1 febbraio 2008 | scritto da Roberto |Mentre sto caricando il file della prima puntata di Mongolfiera della prossima settimana, che sarà dedicata al vizio (come sempre: lunedì mercoledì venerdì alle 16 e alle 22, La Manica Tagliata Radio, streaming qui), mi ricordo che ho anche un blog da aggiornare, anche se di certo non ha una periodicità fissa.
E’ che qua sono giorni persi nel delirio, e non bastano pensieri cupi e paranoie, ma anche situazioni lavorative assurde, come fare da corriere di fiducia per pellicole cinematografiche russe che arrivano da Malta a Fiumicino per essere lavorate a Roma e poi rispedite a Malta. Cose così, che capitano, quando è difficile destreggiarsi tra i troppi incarichi e i pochissimi pagamenti che entrano, che si va in affanno con i soldi appena dopo aver pagato l’affitto. E intanto prossima settimana toccano un paio di giorni di riunioni in Romagna, per vedere di assestare altri lavori in partenza. Pare che la precarietà non sia mai abbastanza.

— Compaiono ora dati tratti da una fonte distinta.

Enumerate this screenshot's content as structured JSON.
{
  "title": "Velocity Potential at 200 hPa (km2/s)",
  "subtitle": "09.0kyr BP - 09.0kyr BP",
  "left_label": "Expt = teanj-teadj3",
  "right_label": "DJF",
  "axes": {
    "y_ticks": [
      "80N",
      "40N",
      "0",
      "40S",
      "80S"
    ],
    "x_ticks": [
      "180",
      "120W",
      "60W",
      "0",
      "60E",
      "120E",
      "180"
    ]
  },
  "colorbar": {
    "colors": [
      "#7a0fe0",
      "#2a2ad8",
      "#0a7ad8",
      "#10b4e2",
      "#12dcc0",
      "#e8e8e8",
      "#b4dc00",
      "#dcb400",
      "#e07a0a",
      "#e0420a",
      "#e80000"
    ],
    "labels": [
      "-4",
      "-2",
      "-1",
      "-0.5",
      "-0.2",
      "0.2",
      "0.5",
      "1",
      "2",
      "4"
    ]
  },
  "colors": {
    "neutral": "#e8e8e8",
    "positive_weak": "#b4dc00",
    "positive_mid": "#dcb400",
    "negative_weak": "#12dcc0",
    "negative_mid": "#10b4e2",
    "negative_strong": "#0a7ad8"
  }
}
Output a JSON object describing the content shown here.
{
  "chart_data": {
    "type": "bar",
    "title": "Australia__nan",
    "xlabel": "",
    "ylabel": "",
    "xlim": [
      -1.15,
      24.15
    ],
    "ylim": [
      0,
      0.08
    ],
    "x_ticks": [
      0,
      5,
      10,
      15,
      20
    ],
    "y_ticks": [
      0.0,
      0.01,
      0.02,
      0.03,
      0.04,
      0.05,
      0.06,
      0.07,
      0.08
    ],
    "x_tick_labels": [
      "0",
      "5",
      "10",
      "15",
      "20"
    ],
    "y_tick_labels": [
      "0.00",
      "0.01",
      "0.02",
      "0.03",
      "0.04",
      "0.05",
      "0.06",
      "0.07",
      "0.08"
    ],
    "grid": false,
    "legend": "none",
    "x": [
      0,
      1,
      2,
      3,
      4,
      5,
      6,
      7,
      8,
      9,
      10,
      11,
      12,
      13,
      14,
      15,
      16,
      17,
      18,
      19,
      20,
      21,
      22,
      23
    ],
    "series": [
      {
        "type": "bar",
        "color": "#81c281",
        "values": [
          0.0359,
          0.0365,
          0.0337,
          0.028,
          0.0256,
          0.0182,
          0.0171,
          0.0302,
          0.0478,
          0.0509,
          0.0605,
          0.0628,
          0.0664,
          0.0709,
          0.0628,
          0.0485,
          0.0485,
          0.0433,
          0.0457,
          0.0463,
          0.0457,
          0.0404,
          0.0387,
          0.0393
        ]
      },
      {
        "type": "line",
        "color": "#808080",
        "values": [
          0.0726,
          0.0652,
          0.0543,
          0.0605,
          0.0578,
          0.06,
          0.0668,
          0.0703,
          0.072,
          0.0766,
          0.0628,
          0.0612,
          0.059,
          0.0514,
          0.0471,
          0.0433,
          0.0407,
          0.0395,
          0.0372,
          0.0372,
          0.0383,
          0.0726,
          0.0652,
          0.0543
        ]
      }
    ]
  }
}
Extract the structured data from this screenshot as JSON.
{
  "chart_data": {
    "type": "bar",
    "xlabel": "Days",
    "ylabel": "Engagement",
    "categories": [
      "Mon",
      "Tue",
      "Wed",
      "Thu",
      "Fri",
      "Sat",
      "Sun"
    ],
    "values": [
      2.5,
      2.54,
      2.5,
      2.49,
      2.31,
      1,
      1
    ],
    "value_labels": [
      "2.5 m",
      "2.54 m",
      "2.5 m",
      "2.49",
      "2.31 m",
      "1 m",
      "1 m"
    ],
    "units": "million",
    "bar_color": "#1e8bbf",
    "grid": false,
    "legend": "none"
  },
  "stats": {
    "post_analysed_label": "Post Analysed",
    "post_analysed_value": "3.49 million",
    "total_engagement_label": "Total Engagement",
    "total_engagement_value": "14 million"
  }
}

Consola camminare per le strade di Roma, scendere dal 90 per caso a Porta Pia e via, psicogeograficamente, seguendo solamente il beat dei propri pensieri e delle cuffie nelle orecchie, ritrovarsi a Villa Borghese che già è buio da un po’ e fa freddo, godersi il panorama della città dal Pincio con i Sigur Ros che accarezzano pensieri e sguardo, e via, a rituffarsi in esistenze dialogiche e sentimenti che si lasciano addomesticare di sorrisi.